Rund ein Jahr waren die Tüftler seinerzeit am Werk gewesen, ehe der Zugvogel 1949 durchstartete. Zunächst wurde er von seinen zwei Erbauern gemeinsam landwirschaftlich genutzt – als erster Traktor im Dorf, wie sich Rosalinde Schmidt erinnert, die mit ihrer Familie zur Übergabe gekommen war. 1956 kaufte sich Leonhard Gümpelein einen „Industrietraktor“, ihr Vater nutzte den „Zugvogel“ weiterhin, zuletzt zum Antreiben der Dreschmaschine, erinnert sich Schmidt. Dann war der Traktor eine Zeitlang stillgelegt, ehe Johann Vogel ihn um 1970 herum wieder flott machte und mit dem rollenden Unikat an Umzügen und Ausfahrten teilnahm.

Der „Zugvogel“ sei denn auch so etwas wie „ein zusätzliches Familienmitglied“ und „wir trennen uns ungern“, sagte Rosalinde Schmidt.

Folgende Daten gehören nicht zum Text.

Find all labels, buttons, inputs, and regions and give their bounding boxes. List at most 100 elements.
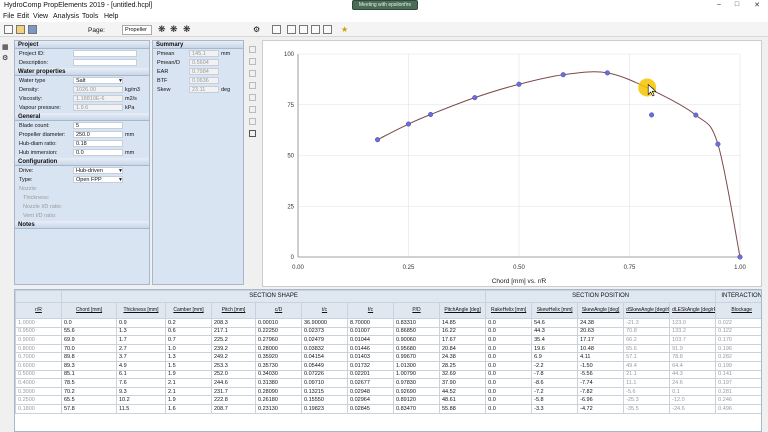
table-cell[interactable]: 1.5	[165, 360, 212, 371]
table-cell[interactable]: 0.02201	[347, 369, 394, 380]
data-point[interactable]	[604, 70, 610, 76]
menu-help[interactable]: Help	[104, 13, 118, 20]
table-cell[interactable]: 7.6	[116, 378, 166, 388]
data-point[interactable]	[516, 81, 522, 87]
table-cell[interactable]: 0.5000	[15, 369, 62, 380]
column-header[interactable]: SkewAngle [deg]	[577, 302, 625, 319]
table-cell[interactable]: 1.9	[165, 369, 212, 380]
save-icon[interactable]	[28, 25, 37, 34]
settings-icon[interactable]: ⚙	[2, 54, 8, 62]
table-cell[interactable]: 9.3	[116, 386, 166, 397]
menu-edit[interactable]: Edit	[17, 13, 29, 20]
table-cell[interactable]: -2.2	[531, 360, 579, 371]
table-cell[interactable]: 0.496	[715, 403, 761, 414]
table-cell[interactable]: 70.8	[623, 326, 671, 337]
table-cell[interactable]: 0.9	[116, 318, 166, 328]
table-cell[interactable]: 48.61	[438, 395, 487, 405]
hub-diam-ratio-input[interactable]: 0.18	[73, 140, 123, 147]
table-cell[interactable]: 28.25	[438, 360, 487, 371]
table-cell[interactable]: 0.0	[485, 335, 533, 345]
water-type-select[interactable]: Salt	[73, 77, 123, 84]
table-cell[interactable]: -5.8	[531, 395, 579, 405]
table-cell[interactable]: -1.50	[577, 360, 625, 371]
table-cell[interactable]: 0.0	[485, 395, 533, 405]
layer-icon[interactable]	[249, 82, 256, 89]
table-cell[interactable]: 35.4	[531, 335, 579, 345]
close-button[interactable]: ✕	[750, 1, 764, 11]
table-cell[interactable]: 0.92690	[393, 386, 440, 397]
table-cell[interactable]: 0.7000	[15, 352, 62, 362]
table-row[interactable]: 0.7000 89.8 3.7 1.3 249.2 0.35920 0.04154 0.014…	[15, 352, 761, 362]
table-cell[interactable]: 17.67	[438, 335, 487, 345]
table-cell[interactable]: 0.26180	[255, 395, 302, 405]
table-cell[interactable]: 1.00790	[393, 369, 440, 380]
table-cell[interactable]: 0.90060	[393, 335, 440, 345]
data-point[interactable]	[428, 111, 434, 118]
table-cell[interactable]: -21.3	[623, 318, 671, 328]
table-cell[interactable]: 0.27960	[255, 335, 302, 345]
column-header[interactable]: f/c	[347, 302, 394, 319]
table-cell[interactable]: -12.0	[669, 395, 717, 405]
table-cell[interactable]: 0.83470	[393, 403, 440, 414]
chevron-down-icon[interactable]: ▼	[118, 177, 123, 183]
table-cell[interactable]: 0.97830	[393, 378, 440, 388]
table-cell[interactable]: 0.6000	[15, 360, 62, 371]
table-cell[interactable]: 0.89120	[393, 395, 440, 405]
table-cell[interactable]: 57.1	[623, 352, 671, 362]
table-cell[interactable]: 55.88	[438, 403, 487, 414]
new-file-icon[interactable]	[4, 25, 13, 34]
column-header[interactable]: c/D	[255, 302, 302, 319]
copy-chart-icon[interactable]	[311, 25, 320, 34]
table-cell[interactable]: 11.5	[116, 403, 166, 414]
data-point[interactable]	[405, 121, 412, 127]
layer-icon[interactable]	[249, 106, 256, 113]
meeting-notification[interactable]: Meeting with epsilonfire	[352, 0, 418, 10]
grid-toggle-icon[interactable]	[249, 130, 256, 137]
column-header[interactable]: RakeHelix [mm]	[485, 302, 533, 319]
page-select[interactable]: Propeller	[122, 25, 152, 35]
table-cell[interactable]: 6.1	[116, 369, 166, 380]
table-cell[interactable]: 0.122	[715, 326, 761, 337]
checkbox-icon[interactable]	[249, 118, 256, 125]
table-cell[interactable]: 0.35920	[255, 352, 302, 362]
table-cell[interactable]: 0.196	[715, 343, 761, 354]
table-cell[interactable]: 0.00010	[255, 318, 302, 328]
table-cell[interactable]: -7.2	[531, 386, 579, 397]
table-cell[interactable]: 6.9	[531, 352, 579, 362]
table-cell[interactable]: 0.05449	[301, 360, 348, 371]
table-cell[interactable]: -5.6	[623, 386, 671, 397]
table-cell[interactable]: 0.7	[165, 335, 212, 345]
table-cell[interactable]: 24.38	[577, 318, 625, 328]
column-header[interactable]: P/D	[393, 302, 440, 319]
table-cell[interactable]: 0.02373	[301, 326, 348, 337]
table-cell[interactable]: 244.6	[211, 378, 256, 388]
layer-icon[interactable]	[249, 70, 256, 77]
table-cell[interactable]: 0.01732	[347, 360, 394, 371]
table-cell[interactable]: 66.2	[623, 335, 671, 345]
table-row[interactable]: 0.4000 78.5 7.6 2.1 244.6 0.31380 0.09710 0.026…	[15, 378, 761, 388]
table-cell[interactable]: 0.13215	[301, 386, 348, 397]
table-cell[interactable]: 0.0	[485, 378, 533, 388]
table-row[interactable]: 0.9000 69.9 1.7 0.7 225.2 0.27960 0.02479 0.010…	[15, 335, 761, 345]
table-cell[interactable]: 0.07226	[301, 369, 348, 380]
table-cell[interactable]: 44.52	[438, 386, 487, 397]
table-cell[interactable]: 69.9	[61, 335, 117, 345]
data-point[interactable]	[375, 137, 381, 143]
table-cell[interactable]: -6.96	[577, 395, 625, 405]
table-cell[interactable]: 78.5	[61, 378, 117, 388]
table-cell[interactable]: 21.1	[623, 369, 671, 380]
blade-icon[interactable]: ❋	[183, 25, 192, 34]
table-cell[interactable]: -4.72	[577, 403, 625, 414]
notes-area[interactable]	[16, 230, 148, 284]
table-cell[interactable]: 0.199	[715, 360, 761, 371]
description-input[interactable]	[73, 59, 137, 66]
menu-tools[interactable]: Tools	[82, 13, 98, 20]
table-cell[interactable]: 44.3	[531, 326, 579, 337]
table-cell[interactable]: -7.8	[531, 369, 579, 380]
table-cell[interactable]: 239.2	[211, 343, 256, 354]
table-cell[interactable]: 49.4	[623, 360, 671, 371]
table-cell[interactable]: 0.2500	[15, 395, 62, 405]
table-cell[interactable]: 8.70000	[347, 318, 394, 328]
table-cell[interactable]: 1.3	[165, 352, 212, 362]
zoom-fit-icon[interactable]	[299, 25, 308, 34]
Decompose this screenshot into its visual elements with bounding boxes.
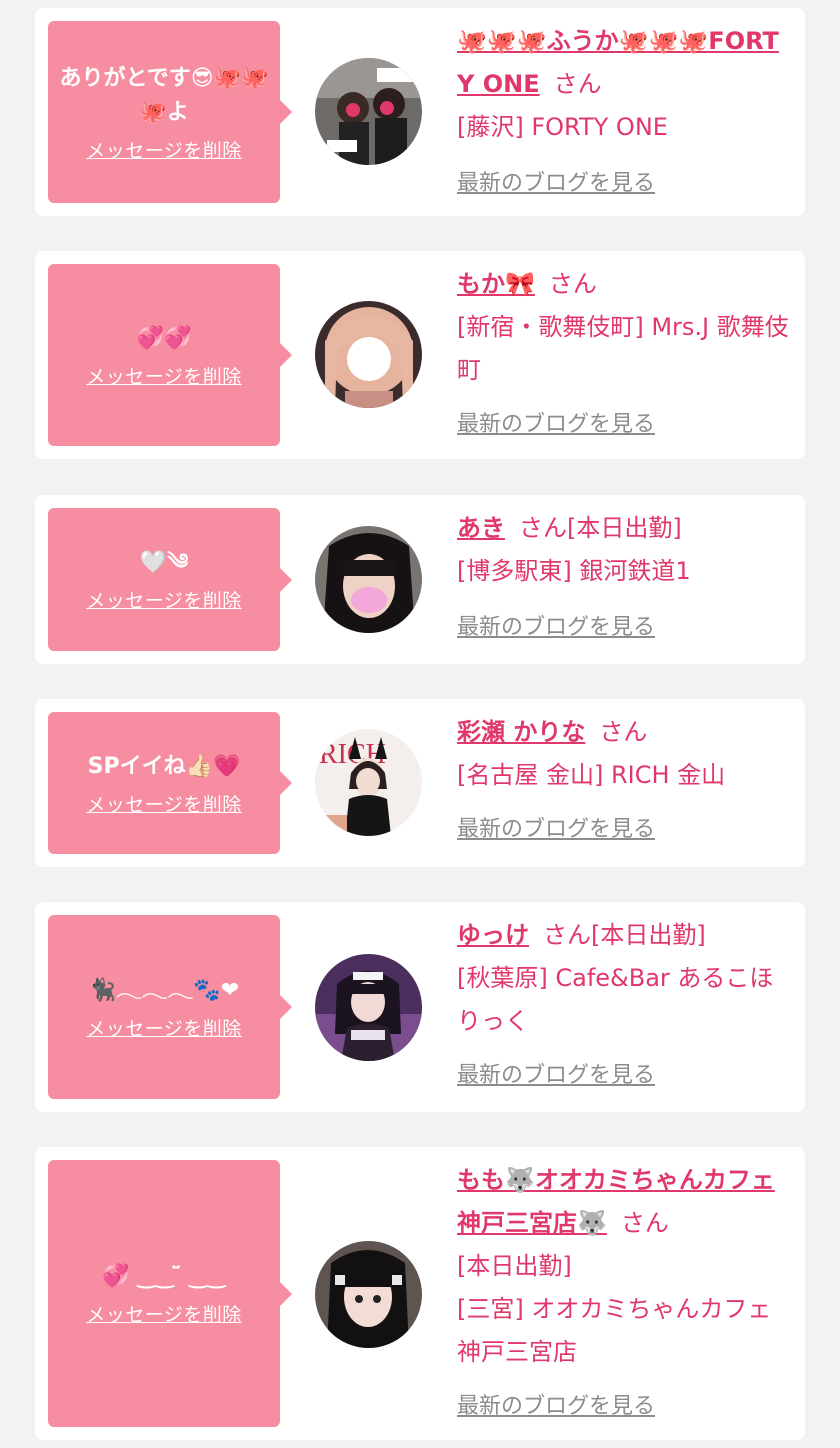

Um so mehr freue es sie, dass das Freilandmuseum auf ihre Anfrage sofort positiv reagiert und den Traktor in seine Sammlung aufgenommen hat. Denn das entspreche zum einen dem Wunsch ihres zwischenzeitlich verstorbenen Vaters, zum anderen „erfährt die Leistung der Erbauer hier die entsprechende Würdigung“.


„Wir stellen ihn nicht in die Vitrinne, sondern wir werden in nutzen und fahren“, versprach Museumsleiter Herbert May, schließlich sei der Traktor für das Museum „wie ein Sechser im Lotto“. Und Uwe Hufnagel wird dafür sorgen, dass weiterhin alles wie geschmiert läuft am „Zugvogel“ – wie in den vergangenen 72 Jahren auch, seit er erstmals aus der Werkstatt von Leonhard Gümpelein getuckert war.